Ladies and gentlemen, I have talked a lot about past achievements and future challenges. And I have talked about the need to work together as a team. But, of course, all good teams need good leaders. And speaking of good leaders brings me to Aurel Schubert. As Aurel is due to retire soon, I would like to take the opportunity tonight to say a few words about what he has done for this institution.
For eight years now, he has steered the ECB statistics ship with great competence. Aurel has made invaluable contributions to some of our most ambitious projects: the granular Securities Holdings Statistics, the MMSR and Anacredit. Thanks to his leadership, supervisory statistics were available from the start of European banking supervision. He helped amend our statistical legal framework to align it with international standards.
But, of course, his career started long before he became Director General of Statistics. He has worked in the field since 1997. Over these past 21 years, he has participated in 90 meetings of the Statistics Committee and chaired 34 of them. He has also been a Vice-Chair of the Irving Fisher Committee, a Co-Chair of the European Statistical Forum, and Chair of the ESRB contact group on data.
All these achievements are facts, of course. And they show that Aurel knows his subject, thinks strategically and masters the politics. These are all important aspects of being a good leader.
But they are not the only things that are important. A leader cannot act alone; they rely on other people. And Aurel is an outstanding people manager. I think he can teach us all a thing or two when it comes to forming a team, keeping people motivated, managing change and, most important of all, creating an atmosphere of trust and mutual respect. In that sense, I see him as a role model. Aurel, I thank you very much.
Ladies and gentlemen,
In my speech tonight, I have reminded you of some of your many achievements, both recent and past.

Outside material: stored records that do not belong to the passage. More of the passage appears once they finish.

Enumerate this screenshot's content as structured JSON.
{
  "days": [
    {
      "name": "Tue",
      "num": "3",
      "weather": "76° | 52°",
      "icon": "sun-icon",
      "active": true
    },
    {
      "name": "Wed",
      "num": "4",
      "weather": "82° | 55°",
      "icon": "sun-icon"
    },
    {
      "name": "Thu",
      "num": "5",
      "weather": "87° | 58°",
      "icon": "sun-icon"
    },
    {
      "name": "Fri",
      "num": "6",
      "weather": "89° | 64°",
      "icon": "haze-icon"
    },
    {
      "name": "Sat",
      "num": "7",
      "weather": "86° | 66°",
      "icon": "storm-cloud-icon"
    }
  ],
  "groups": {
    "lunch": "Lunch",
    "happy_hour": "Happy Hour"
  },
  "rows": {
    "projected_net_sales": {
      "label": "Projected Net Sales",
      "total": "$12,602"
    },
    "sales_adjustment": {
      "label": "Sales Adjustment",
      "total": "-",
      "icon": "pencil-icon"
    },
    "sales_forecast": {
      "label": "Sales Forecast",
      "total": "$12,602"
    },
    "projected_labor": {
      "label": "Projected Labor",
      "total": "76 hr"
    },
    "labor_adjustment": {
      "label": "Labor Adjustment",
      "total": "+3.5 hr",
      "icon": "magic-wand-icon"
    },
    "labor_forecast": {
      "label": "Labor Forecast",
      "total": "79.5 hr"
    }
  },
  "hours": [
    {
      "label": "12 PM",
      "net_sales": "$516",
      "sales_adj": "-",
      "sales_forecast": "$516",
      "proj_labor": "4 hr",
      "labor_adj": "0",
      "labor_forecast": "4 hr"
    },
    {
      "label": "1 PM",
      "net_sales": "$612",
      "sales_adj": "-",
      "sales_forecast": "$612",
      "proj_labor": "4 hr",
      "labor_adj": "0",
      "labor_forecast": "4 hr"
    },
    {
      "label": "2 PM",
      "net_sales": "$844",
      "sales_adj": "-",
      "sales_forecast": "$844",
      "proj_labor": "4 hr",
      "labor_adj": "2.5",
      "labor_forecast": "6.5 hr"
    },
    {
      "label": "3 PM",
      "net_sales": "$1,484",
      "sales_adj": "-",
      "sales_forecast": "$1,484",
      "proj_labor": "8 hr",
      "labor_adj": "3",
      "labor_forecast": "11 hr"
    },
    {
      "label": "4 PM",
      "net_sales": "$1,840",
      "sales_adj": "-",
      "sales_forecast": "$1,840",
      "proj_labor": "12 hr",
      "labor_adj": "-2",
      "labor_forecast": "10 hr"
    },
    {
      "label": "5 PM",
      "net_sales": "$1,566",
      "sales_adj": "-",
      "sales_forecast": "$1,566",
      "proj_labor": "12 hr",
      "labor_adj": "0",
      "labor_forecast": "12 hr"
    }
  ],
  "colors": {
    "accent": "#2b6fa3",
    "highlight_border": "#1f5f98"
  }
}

But what matters most is not the next big project or the latest database. What matters most are the high professional standards which you have all maintained in your work. And, if we want to keep fighting alternative facts with real facts and fake news with real news, you must continue on this path with the same conviction as you started out with in 1998.
And now let me conclude with a fact of life that is all too true: dinner speeches are always too long. There is no way to spin this any other way.
So thank you for all your good work, and thank you for your attention.